On operations, Brown reported that the county implemented Genesis, a new evacuation-management tool linked to the county alerting system, and used it this season after redrawing evacuation zones countywide. She said weekly cooperator emails replaced earlier, more frequent calls and that the county is updating its Community Wildfire Protection Plan for presentation in 2026.
For winter weather, Brown said forecasts show La Niña conditions with above-average precipitation and warmer temperatures, increasing the likelihood of atmospheric‑river events this fall and early winter. County preparations include mass-care planning with Human Services and partners such as St. Vincent de Paul, exercises and staffing training for the emergency operations center, monitoring of drawdowns and dams, and a planned countywide debris-management contract that jurisdictions can piggyback on.

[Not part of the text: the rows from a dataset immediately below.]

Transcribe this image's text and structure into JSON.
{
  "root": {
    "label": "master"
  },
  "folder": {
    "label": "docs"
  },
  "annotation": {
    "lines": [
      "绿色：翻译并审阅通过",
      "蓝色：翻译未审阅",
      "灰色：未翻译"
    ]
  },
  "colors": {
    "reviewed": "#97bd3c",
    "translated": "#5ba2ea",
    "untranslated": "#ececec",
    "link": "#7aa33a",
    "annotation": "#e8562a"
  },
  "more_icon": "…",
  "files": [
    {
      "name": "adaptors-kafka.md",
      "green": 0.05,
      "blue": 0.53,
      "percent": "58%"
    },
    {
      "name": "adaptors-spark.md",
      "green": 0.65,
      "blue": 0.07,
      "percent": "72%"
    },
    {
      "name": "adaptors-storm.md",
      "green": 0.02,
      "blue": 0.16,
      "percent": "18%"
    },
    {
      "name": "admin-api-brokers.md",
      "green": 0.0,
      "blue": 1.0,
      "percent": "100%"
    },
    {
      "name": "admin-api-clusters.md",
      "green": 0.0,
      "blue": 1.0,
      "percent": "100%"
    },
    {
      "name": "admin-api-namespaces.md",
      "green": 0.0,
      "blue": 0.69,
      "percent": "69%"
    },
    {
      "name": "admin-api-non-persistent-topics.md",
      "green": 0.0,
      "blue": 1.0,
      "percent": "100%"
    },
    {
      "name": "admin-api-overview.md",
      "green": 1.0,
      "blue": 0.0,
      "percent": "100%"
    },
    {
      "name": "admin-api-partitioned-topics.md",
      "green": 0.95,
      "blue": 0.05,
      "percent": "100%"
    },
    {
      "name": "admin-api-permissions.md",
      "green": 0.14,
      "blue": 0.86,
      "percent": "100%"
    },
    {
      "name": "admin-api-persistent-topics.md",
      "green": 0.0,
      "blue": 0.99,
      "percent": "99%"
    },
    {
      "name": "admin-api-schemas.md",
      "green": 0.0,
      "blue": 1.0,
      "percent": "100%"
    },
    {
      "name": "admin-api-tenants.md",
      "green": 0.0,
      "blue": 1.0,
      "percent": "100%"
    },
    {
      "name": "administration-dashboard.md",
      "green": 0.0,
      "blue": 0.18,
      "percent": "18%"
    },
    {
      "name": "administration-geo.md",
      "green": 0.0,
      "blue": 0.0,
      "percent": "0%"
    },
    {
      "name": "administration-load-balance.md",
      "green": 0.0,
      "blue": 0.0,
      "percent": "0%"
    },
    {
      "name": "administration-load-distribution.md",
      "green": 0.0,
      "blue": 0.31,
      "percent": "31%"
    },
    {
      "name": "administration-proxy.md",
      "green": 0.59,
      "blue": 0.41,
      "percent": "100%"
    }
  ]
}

Brown highlighted public preparedness work: the county distributed roughly 13,000 "help/OK" signs across 45 partner locations (libraries, post offices and public counters) and conducted outreach events and trainings. She urged that staff and volunteers maintain personal preparedness so they can respond when activated.
Commissioners praised the regular weekly summary emails to cooperators, asked about shelter-bed shortfalls and mass‑care implications if prolonged cold or ice events occur, and sought clarity on how county and nonprofit partners plan to address a shrinking shelter capacity. Brown said county staff are coordinating with the Severe Weather Collaborative and Human Services and that loss of beds and staff at partner organizations is a significant operational risk in a prolonged winter emergency.
Work items identified: continued training for Genesis and dispatch centers, completion of the revised Community Wildfire Protection Plan for 2026, issuance of an RFP for countywide debris-management, and continued coordination with nonprofits and faith partners on severe-weather sheltering.